Seattle kicker Josh Brown didn't help by Vanderjagting two long, but makeable field goals. And Seahawks' coach Mike Holmgren - while getting big ups for his taste in spouses (his wife, Kathy, and their oldest daughter missed the game because they were on a medical mission trip to the Congo) - is anything but a sympathetic figure in the aftermath thanks to a shockingly uninspired coaching performance. Seattle ran its hurry-up offense at the end of each half with all the efficiency of an Edsel, blowing precious opportunities to score in each case. And if you're a Seahawks fan, can you really spend the offseason satisfied with Holmgren's decision to punt from his own 48 on 4th and 13 with 6:28 to play and Seattle down 11? At that point, your hopes are hanging by the last thin thread on the Go Daddy girl's spaghetti strap. If you make it, you've got plenty of time to score, kick off, force a punt, and get the ball back with a chance to tie or win the game. Even if you don't get a first, you either force a field goal or a punt, and you're still within two scores. Punting in that situation seemed so...decaf. And 'Hawks fans will have a latte time to wonder "What if?" If that's Seattle's Best, I'll pass.

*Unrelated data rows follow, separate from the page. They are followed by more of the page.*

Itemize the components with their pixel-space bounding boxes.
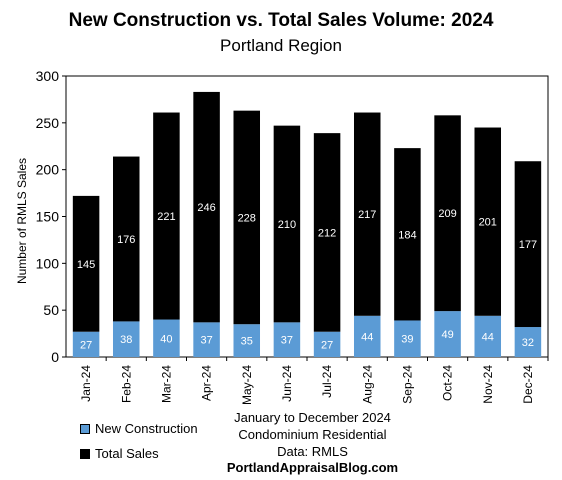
data-label-new-construction: 39 [401,334,413,346]
x-tick-label: Jan-24 [79,365,93,402]
bar-new-construction [193,322,220,357]
data-label-total-sales: 212 [318,227,336,239]
bar-new-construction [153,319,180,357]
data-label-total-sales: 209 [438,208,456,220]
data-label-new-construction: 35 [241,336,253,348]
bar-new-construction [353,315,381,357]
footer-property-type: Condominium Residential [238,427,387,442]
x-tick-label: Sep-24 [400,365,414,404]
bar-new-construction [273,322,301,357]
bar-total-sales [313,133,341,332]
bar-new-construction [434,311,461,357]
footer-date-range: January to December 2024 [234,410,391,425]
data-label-total-sales: 221 [157,211,175,223]
data-label-total-sales: 145 [77,259,95,271]
legend-swatch-new-construction [80,423,90,434]
bar-new-construction [514,327,542,357]
bar-total-sales [273,125,301,323]
data-label-total-sales: 201 [479,217,497,229]
chart-subtitle: Portland Region [220,36,342,55]
x-tick-label: Mar-24 [159,365,173,403]
y-tick-label: 300 [36,68,60,84]
data-label-total-sales: 176 [117,234,135,246]
bar-total-sales [193,91,220,323]
bar-total-sales [153,112,180,320]
bar-new-construction [474,315,502,357]
bar-new-construction [233,324,261,357]
bar-total-sales [112,156,140,322]
bar-new-construction [394,320,421,357]
x-tick-label: Feb-24 [119,365,133,403]
data-label-new-construction: 40 [160,333,172,345]
y-tick-label: 150 [36,209,60,225]
bar-total-sales [233,110,261,325]
footer-website: PortlandAppraisalBlog.com [226,460,399,475]
data-label-total-sales: 210 [278,219,296,231]
data-label-new-construction: 37 [281,335,293,347]
y-tick-label: 0 [51,349,59,365]
legend-item-total-sales: Total Sales [80,446,159,461]
y-tick-label: 250 [36,115,60,131]
data-label-total-sales: 184 [398,229,416,241]
data-label-new-construction: 38 [120,334,132,346]
data-label-total-sales: 177 [519,239,537,251]
bar-total-sales [353,112,381,316]
legend-item-new-construction: New Construction [80,421,198,436]
y-tick-label: 50 [43,302,59,318]
x-tick-label: May-24 [240,365,254,405]
data-label-new-construction: 27 [321,339,333,351]
bar-total-sales [394,148,421,321]
legend-swatch-total-sales [80,448,90,459]
x-tick-label: Apr-24 [200,365,214,401]
data-label-new-construction: 44 [361,331,373,343]
bar-new-construction [112,321,140,357]
data-label-new-construction: 44 [482,331,494,343]
footer-data-source: Data: RMLS [277,444,348,459]
x-tick-label: Oct-24 [441,365,455,401]
chart-title: New Construction vs. Total Sales Volume:… [68,10,494,31]
x-tick-label: Nov-24 [481,365,495,404]
data-label-new-construction: 37 [200,335,212,347]
data-label-total-sales: 228 [238,212,256,224]
bar-total-sales [474,127,502,316]
data-label-total-sales: 246 [197,202,215,214]
bar-total-sales [434,115,461,312]
x-tick-label: Jun-24 [280,365,294,402]
bar-new-construction [72,331,100,357]
y-tick-label: 100 [36,255,60,271]
bar-new-construction [313,331,341,357]
bar-total-sales [514,161,542,328]
legend-label-total-sales: Total Sales [95,446,159,461]
legend-label-new-construction: New Construction [95,421,198,436]
bar-total-sales [72,195,100,332]
data-label-new-construction: 32 [522,337,534,349]
x-tick-label: Dec-24 [521,365,535,404]
data-label-new-construction: 49 [441,329,453,341]
data-label-new-construction: 27 [80,339,92,351]
x-tick-label: Aug-24 [360,365,374,404]
x-tick-label: Jul-24 [320,365,334,398]
y-tick-label: 200 [36,162,60,178]
data-label-total-sales: 217 [358,209,376,221]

Still, the Seahawks weren't their own worst enemy in their maiden Super Bowl voyage. The refs played that role. Even if a couple of the calls were technically correct, the infractions were nothing worse than you see on nearly every play of every NFL game. Worse yet, this crew breached the fraternal order of referees' one and only rule:

Call Such A Good Game That No One Notices You're There. Instead, head ref Bill Leavy is now to Seahawks fans persona non grata. And make that a Venti with extra foam at the mouth.

Actually, Pittsburgh probably had some good fortune coming after nearly having its checkered flag at Indianapolis taken by one of the worst rulings in NFL history. Kind of like trebled damages. You get the win plus two more. And it was in Detroit that another official used a single coin to take the Bus for a ride. On Thanksgiving Day 1998, Bettis called tails at the overtime coin flip, only to have referee Phil Luckett rule that he said heads. It was tails, the Lions got the ball to begin OT and promptly went downfield for the game-winning score.

An official can sleep off a Turkey Day blunder. (That particular fowl, after all, is known for its natural sedative.) But blowing the biggest game of the year by constantly interrupting the flow of the game and sucking the life out of one of the contestants by overofficiating is an entirely different animal: a goat. One that will no doubt be roasted over the open spit of Seahawks fans forever.